Photo: Shutterstock // Pee Squiggles: Tarpley Hitt
PISSTERY

Here’s a question: Are “rich New Yorkers” getting “bladder surgery and Botox to avoid bathroom breaks on the drive to the Hamptons?” Insider seems to think so. They ran an article this morning called “Rich New Yorkers are getting bladder surgery and Botox to avoid bathroom breaks on the drive to the Hamptons.” Almost nothing is funny right now, so I was understandably thrilled to hear this news.

This luxury treatment, per Insider, has been adopted by the geriatric millionaire class to combat the disease known as “Hamptons bladder.” It sounds debilitating:

Crawling through increasingly insufferable summer traffic to and from their second homes, some 100 miles away, has left many of the city's wealthiest — especially those on the older side — with increased bladder issues, as there's nowhere to stop along the remote highway during the multi-hour trip.

It’s also costing people friendships: “I can't tell you how many arguments I personally get into — I've lost three friends because I'm the driver and refuse to stop for them," said one Hamptons bladder survivor, about possibly killing his incontinent peers. “There's just no place to stop.”
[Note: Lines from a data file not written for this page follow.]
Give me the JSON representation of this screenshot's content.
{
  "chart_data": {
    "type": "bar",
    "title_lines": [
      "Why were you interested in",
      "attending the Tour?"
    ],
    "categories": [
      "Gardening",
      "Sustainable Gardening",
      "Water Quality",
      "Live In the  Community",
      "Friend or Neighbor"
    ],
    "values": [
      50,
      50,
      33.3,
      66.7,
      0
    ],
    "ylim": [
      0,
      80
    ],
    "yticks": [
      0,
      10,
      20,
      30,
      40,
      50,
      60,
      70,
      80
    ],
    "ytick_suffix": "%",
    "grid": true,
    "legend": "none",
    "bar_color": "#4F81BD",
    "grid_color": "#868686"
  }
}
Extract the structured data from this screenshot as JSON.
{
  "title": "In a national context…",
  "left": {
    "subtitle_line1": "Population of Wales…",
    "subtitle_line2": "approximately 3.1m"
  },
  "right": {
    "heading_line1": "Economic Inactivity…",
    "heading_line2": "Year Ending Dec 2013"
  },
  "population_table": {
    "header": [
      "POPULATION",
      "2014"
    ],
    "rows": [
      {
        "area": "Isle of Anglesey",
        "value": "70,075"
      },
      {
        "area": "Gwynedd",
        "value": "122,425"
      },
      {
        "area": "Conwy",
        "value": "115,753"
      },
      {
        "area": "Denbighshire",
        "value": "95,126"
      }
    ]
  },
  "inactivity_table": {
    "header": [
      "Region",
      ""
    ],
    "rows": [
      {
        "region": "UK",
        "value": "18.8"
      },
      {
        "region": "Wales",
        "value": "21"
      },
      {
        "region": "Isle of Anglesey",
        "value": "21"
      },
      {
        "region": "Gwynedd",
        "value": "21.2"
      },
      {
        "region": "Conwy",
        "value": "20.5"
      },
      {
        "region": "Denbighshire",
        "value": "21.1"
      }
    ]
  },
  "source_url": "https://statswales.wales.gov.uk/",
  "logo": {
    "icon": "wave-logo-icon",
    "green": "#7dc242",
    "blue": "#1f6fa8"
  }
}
The salve is supposedly a “pair of specialized medical procedures: prostate artery embolization (PAE), which reduces the size of the prostate in men, and ‘bladder Botox,’ which decreases urinary frequency for women.” The latter involves “insert[ing] a small scope through the urethra and uses a special needle to inject the drug.”

Unfortunately, the evidence that these procedures are on the uptick seems to rest primarily on one New York City urologist, Dr. David Shusterman, who claims to have seen a 20 percent spike in PAE procedures over the past few months — or roughly 10 a week, with an additional one or two patients seeking “bladder Botox.” This might have something to do with the fact that Shusterman has been advertising the procedures, which cost up to $20,000, with the tagline “Race to the Hamptons, not the bathroom.”